Case ID: ga-app_46/html/0235-01.html
Source: Caselaw Access Project
Author: {"author": "Stephens, J.", "license": "Public Domain", "url": "https://static.case.law/"}
Date Created: 2024-08-24T03:29:51.129683

22213.
    Dodd v. Board of Education of Forsyth County.
    Decided January 7, 1933.
    
      J. P. Broolce, for plaintiff. A. B. Tollison, for defendant.
   Stephens, J.

1. . No contract made by a county board of education for the employment of a teacher to serve in the schools under the jurisdiction of the board is legal or possesses any validity, where it is not in writing. Orr v. Riley, 160 Ga. 480 (128 S. E. 669); Ga. L. 1872, p. 64; Michie’s Code (1926), § 1551(94-1/2). Since a county board of education is a political body and has no power other than that conferred by statutory authority, no contract made by the board, which is illegal and invalid because it is not in writing as required by the statute, is, as provided in section 3223 of the Civil Code of 1910 relative to exceptions to the application of the statute of frauds, enforceable against the board, notwithstanding a part performance of the contract by the opposite party thereto. See, in this connection, Jones v. Bank of Cumming, 131 Ga. 191 (62 S. E. 68).

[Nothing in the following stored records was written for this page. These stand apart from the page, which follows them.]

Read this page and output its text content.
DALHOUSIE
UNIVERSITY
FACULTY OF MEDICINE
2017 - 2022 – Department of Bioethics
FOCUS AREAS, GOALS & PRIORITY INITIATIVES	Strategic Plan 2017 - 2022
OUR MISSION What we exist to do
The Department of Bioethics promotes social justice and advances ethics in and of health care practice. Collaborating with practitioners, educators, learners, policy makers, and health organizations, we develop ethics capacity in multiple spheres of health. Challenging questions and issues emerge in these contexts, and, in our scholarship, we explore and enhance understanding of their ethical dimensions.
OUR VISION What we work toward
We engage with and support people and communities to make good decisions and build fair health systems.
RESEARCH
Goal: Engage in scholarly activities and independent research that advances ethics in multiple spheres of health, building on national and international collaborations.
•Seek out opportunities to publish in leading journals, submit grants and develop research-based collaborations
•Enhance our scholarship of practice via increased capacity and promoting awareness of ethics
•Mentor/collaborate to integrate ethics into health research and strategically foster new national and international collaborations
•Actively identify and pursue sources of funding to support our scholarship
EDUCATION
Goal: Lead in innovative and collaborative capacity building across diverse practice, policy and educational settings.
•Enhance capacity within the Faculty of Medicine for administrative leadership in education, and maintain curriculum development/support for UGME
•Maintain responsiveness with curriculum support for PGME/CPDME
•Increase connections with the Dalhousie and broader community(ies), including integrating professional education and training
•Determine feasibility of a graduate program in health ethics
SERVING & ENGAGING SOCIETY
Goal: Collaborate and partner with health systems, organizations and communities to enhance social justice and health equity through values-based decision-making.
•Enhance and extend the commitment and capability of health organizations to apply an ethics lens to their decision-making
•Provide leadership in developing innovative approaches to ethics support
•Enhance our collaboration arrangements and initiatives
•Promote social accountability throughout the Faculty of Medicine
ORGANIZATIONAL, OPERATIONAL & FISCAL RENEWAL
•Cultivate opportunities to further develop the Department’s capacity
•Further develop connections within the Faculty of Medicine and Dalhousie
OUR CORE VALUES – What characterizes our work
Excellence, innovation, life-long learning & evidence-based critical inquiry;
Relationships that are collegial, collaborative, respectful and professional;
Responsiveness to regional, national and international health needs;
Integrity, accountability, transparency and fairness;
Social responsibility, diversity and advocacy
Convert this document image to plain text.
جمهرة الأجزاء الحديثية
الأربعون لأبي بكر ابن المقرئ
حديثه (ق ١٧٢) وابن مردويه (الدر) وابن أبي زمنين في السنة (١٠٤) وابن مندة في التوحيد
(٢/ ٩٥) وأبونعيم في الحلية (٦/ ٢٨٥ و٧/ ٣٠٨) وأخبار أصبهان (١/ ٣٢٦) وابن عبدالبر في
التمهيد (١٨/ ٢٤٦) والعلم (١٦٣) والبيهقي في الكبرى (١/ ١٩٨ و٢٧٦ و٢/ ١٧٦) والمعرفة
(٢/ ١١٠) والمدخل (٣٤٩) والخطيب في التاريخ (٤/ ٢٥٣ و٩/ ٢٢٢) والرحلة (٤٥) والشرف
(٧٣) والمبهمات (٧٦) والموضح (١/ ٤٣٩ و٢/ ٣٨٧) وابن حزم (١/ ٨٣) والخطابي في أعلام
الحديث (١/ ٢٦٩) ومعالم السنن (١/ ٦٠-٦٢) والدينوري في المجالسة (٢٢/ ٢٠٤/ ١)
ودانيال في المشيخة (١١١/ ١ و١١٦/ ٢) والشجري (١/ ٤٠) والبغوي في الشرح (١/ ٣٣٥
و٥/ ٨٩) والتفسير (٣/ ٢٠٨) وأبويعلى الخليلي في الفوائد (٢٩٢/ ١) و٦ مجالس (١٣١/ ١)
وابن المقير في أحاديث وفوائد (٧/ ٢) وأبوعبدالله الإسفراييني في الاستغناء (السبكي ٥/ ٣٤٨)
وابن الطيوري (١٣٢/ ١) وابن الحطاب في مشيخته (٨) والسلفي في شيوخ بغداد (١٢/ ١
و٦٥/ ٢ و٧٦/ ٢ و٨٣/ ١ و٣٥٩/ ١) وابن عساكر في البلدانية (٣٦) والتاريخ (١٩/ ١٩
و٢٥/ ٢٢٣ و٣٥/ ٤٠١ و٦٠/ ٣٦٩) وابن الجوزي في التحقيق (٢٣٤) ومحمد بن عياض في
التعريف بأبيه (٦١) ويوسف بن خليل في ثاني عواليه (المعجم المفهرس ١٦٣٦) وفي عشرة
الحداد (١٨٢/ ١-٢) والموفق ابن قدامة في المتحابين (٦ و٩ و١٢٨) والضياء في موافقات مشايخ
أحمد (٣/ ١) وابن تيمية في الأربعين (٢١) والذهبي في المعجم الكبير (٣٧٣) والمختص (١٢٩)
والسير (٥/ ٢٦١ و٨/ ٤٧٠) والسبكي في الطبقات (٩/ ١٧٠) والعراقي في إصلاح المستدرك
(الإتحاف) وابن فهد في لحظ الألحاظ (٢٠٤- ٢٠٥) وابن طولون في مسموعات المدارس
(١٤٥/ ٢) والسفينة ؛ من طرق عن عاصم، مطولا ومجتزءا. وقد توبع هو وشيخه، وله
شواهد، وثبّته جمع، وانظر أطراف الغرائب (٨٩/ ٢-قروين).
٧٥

2. In a suit against a county board of education to recover damages for a breach by the defendant of a contract of employment of the plaintiff to teach in the schools, arising out of a discharge of the plaintiff by the defendant before the expiration of the term, where it appeared conclusively, from undisputed evidence, that the alleged contract was not in writing, although the plaintiff had partly performed the contract, the court did not err in granting a nonsuit.

Judgment affirmed.

Jenkins, P. J., and Sutton, J., concur.